NTB: What’s being done with the technology currently? Are you imagining new application scenarios? Are you testing it? What’s the current status of the technology?

Dudley: NASA uses a Technology Readiness Level scale from 0 to 9, where 0 indicates no technological development. The lower numbers are lower technology development levels. Technology Readiness Level 6 or 7 [designates] a fairly mature technology, ready to be handed off completely to industry to use in products and applications as industry sees fit. Technology Readiness Level 9 specifies a technology that is out there and in use. Currently, the SansEC technology and the framework that we’re developing is still a research level effort, and it’s about at a Technology Readiness Level of 3, meaning that we have developed and demonstrated some applications of the SansEC, particularly in our group and our focus on the lightning strike protection, but we are still investigating and studying how to best use and how to continue to develop the SansEC concept.

NTB: What is your specific work with the SansEC sensor? What is a typical day for you as it relates to the technology?

Dudley: A typical day: Our project team will get together, and we’ll discuss and review our milestone goals. We’ll focus on a particular one for that day, week, or sometimes month, and set up the priorities that are necessary to achieve that goal.

For instance, we were studying the SansEC sensor interface to particular composite material structures, and specifically to composite material structures that had seeded faults in them. We knew the damage characteristics, such as a delamination at a certain ply depth in a composite material. In this case, we’ll discuss the technical strategy of how we are going to approach the interface problem and the damage detection problem, and then we like to use both experimental methods and computational methods to tackle them. We have a team of users that are skilled in computational electromagnetic models and methods, and we will model up the composite structure and the SansEC sensor and place them in this computational environment, where we can leverage the computational tools by testing many different concepts and solutions in the computational space. We can tweak different parameters, such as the sensor’s geometry or the sensor’s operational frequency or interface structures between the sensor and the composite material itself. As we’re running through these various parameters in the computational space, we can do that much more quickly than actually building up an experiment and iterating several times in a physical experiment.

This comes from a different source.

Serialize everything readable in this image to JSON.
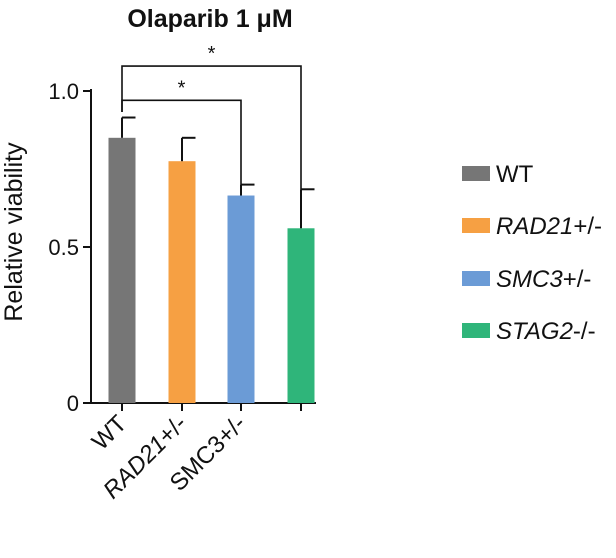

Once in the computational space, we zero in on promising solutions. Then we go and cut metal. We go ahead and create the composite panels; cut, design and fabricate the SansEC sensor for that particular solution; and we’ll test it in the lab by actually building it and testing it experimentally, bringing to bear our network analyzers, spectrum analyzers, and experimental hardware to do a comparison between the computational method and our experimental method. In doing so, we use our computational tools to inform how we conduct our experiments, and then we use the results from our experiments to feed back into computational methods to make continuous improvement in how to best deploy and design the SansEC sensor system.

NTB: What are the most exciting possibilities for SansEC?

Dudley: It’d be very exciting if we mature this technology and develop it such that it is an integral part of aerospace systems. It won’t start off on the commercial aircraft or the larger-scale aircraft. It’ll probably start first on the unmanned aerial vehicles, where you need this extension of information or health monitoring of the vehicle by creating a smart skin — very similar to your own skin and muscles, and how a human being is aware of its situational state just by feeling its environment. A mature application of the SansEC sensor into a smart skin of an aircraft system, starting out probably with unmanned aerial vehicle systems, would be very exciting.

Additionally, the application space is wide open. The other part of the excitement is communicating with various companies and individuals who have ideas and perspectives that we as an engineering team, with our particular focus on lightning or the SansEC sensor development itself, may not see fully. The people in different companies and discipline areas will bring forward concepts, ideas, and visions of how to use and deploy the smart sensor in ways that we couldn’t imagine. Working with them and talking with them for their particular application space until we visualize a solution is extremely exciting. We see applications in automotive, medical, or bio-medical, applications in chemistry, applications in other sensor areas, such as the nuclear safety industry. Seeing a number of these application spaces and helping our technology transfer partners realize a solution using SansEC sensors is the second part of that question, of excitement. We’re very excited to see the various application spaces.

NTB: Is there anything you’d like to add?

Dudley: I'd like to say that the SansEC effort is an effort of a team of individuals: George Szatkowski, Laura Smith (one of our outstanding computational magnetics [researchers]), Dr. Chuantong Wang, and Larry Ticatch are part of a team that bring to bear ideas and engineering solutions that made SansEC what it is today.

It was originally the invention idea of a Dr. Stanley Woodard. He unfortunately passed away a few years ago, and I and the rest of the team members are carrying forward his vision of this new technological sensing framework.